I went through Andersson’s game-logs with Frolunda and what I found wasn’t pretty. If you go to his hockeyligan.se profile it will credit him with 27 games played – but, though he dressed for 27 games, he only appeared on the ice in 14 of them. Worse, it looks to me from the TOI numbers, like Andersson was slotted in as a top 4 Dman at the beginning of the season, but quickly fell down the depth chart after only two regular season Elitserien games. For the next few months he was on the fourth blueline pairing (they dress eight defenseman in European hockey leagues), if he played at all. Andersson was eventually loaned to Boras of the Allsvenskan, which, is basically the Swedish relegation league. Here’s Peter Andersson’s game-log from his time with Frolunda, (counting only games in which he saw the ice):
|Sept 17th||Timrå IK||0||0||-2||17:09|
|Oct 2nd||Södertälje SK||0||0||0||2:16|
|Oct 7th||Linköpings HC||0||0||0||14:06|
|Oct 9th||Luleå HF||0||0||0||16:59|
|Oct 21st||Timrå IK||0||0||0||5:01|
|Oct 26th||Djurgårdens IF||0||0||1||6:36|
|Oct 28th||Skellefteå AIK||0||0||-1||17:34|
|Nov 4th||Luleå HF||0||0||0||4:37|
|Nov 16th||Skellefteå AIK||0||0||-2||9:52|
January 6th was Andersson’s final appearance with Frolunda’s main team. He was shipped out to Boras where he continued to perform somewhat poorly. According to Eliteprospects.com – in his thirty appearances with the team, he put up two goals and two assists while playing to a +4 (I was unable to find his TOI data). This represents another step back for Andersson who put up six points (two goals, four assists) in only 10 games with Boras in the season previous. The season’s lone bright spot was when Andersson rejoined Frolunda’s U20 team for the postseason and contributed four points (a goal and three assists) in seven games.

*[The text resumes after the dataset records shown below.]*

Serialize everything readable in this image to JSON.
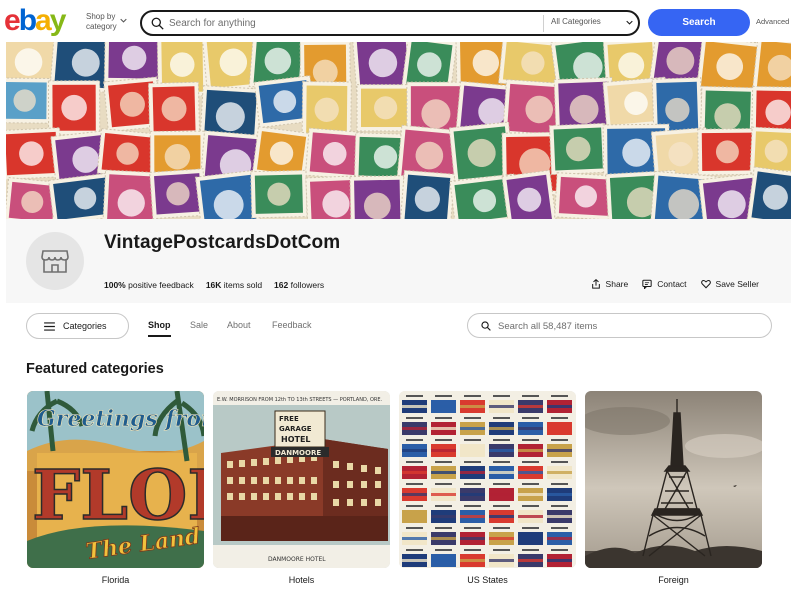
{
  "brand": {
    "logo_letters": [
      "e",
      "b",
      "a",
      "y"
    ],
    "logo_colors": [
      "#e53238",
      "#0064d2",
      "#f5af02",
      "#86b817"
    ],
    "accent": "#3665f3"
  },
  "header": {
    "shop_by_category": "Shop by category",
    "search_placeholder": "Search for anything",
    "category_select": "All Categories",
    "search_button": "Search",
    "advanced_link": "Advanced"
  },
  "store": {
    "name": "VintagePostcardsDotCom",
    "avatar_icon": "storefront-icon",
    "feedback": "100%",
    "feedback_label": "positive feedback",
    "items_sold": "16K",
    "items_sold_label": "items sold",
    "followers": "162",
    "followers_label": "followers",
    "actions": {
      "share": "Share",
      "contact": "Contact",
      "save_seller": "Save Seller"
    }
  },
  "nav": {
    "categories_button": "Categories",
    "tabs": [
      "Shop",
      "Sale",
      "About",
      "Feedback"
    ],
    "active_tab": "Shop",
    "store_search_placeholder": "Search all 58,487 items"
  },
  "featured": {
    "title": "Featured categories",
    "categories": [
      {
        "label": "Florida"
      },
      {
        "label": "Hotels"
      },
      {
        "label": "US States"
      },
      {
        "label": "Foreign"
      }
    ]
  }
}
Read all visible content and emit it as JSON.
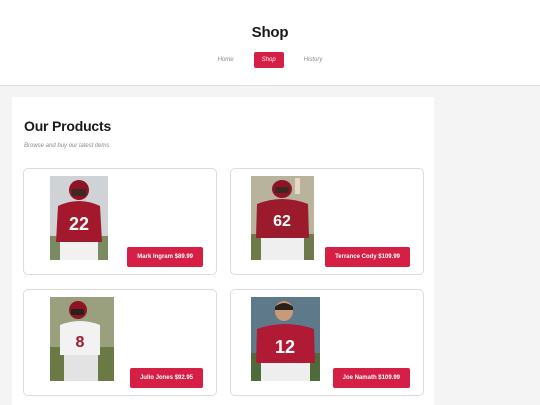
{
  "site": {
    "title": "Shop"
  },
  "nav": {
    "items": [
      {
        "label": "Home"
      },
      {
        "label": "Shop"
      },
      {
        "label": "History"
      }
    ]
  },
  "main": {
    "title": "Our Products",
    "subtitle": "Browse and buy our latest items",
    "products": [
      {
        "button_label": "Mark Ingram $89.99",
        "jersey_number": "22",
        "jersey_color": "#a3182c"
      },
      {
        "button_label": "Terrance Cody $109.99",
        "jersey_number": "62",
        "jersey_color": "#9b1a2c"
      },
      {
        "button_label": "Julio Jones $92.95",
        "jersey_number": "8",
        "jersey_color": "#f2f2f2"
      },
      {
        "button_label": "Joe Namath $109.99",
        "jersey_number": "12",
        "jersey_color": "#b01a35"
      }
    ]
  },
  "colors": {
    "accent": "#d61f45",
    "page_bg": "#f4f4f4",
    "panel_bg": "#ffffff"
  }
}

Andersson still has the physical tools to "make it" as an NHLer. His size, speed, slap-shot velocity and even his hands are vouched for in every account of his play that I can find. Clearly, however, Andersson has yet to put it all together and live up to the physical tools he reportedly possesses. The hope has to be that he can stick with Frolunda in the Elitserien this year, and demonstrate some consistency. Overall, I’d say Canucks fans should adjust our expectations of Peter Andersson going forward – he’s well below the level demonstrated by the other Canucks d-men prospects, and is very much a long-term project.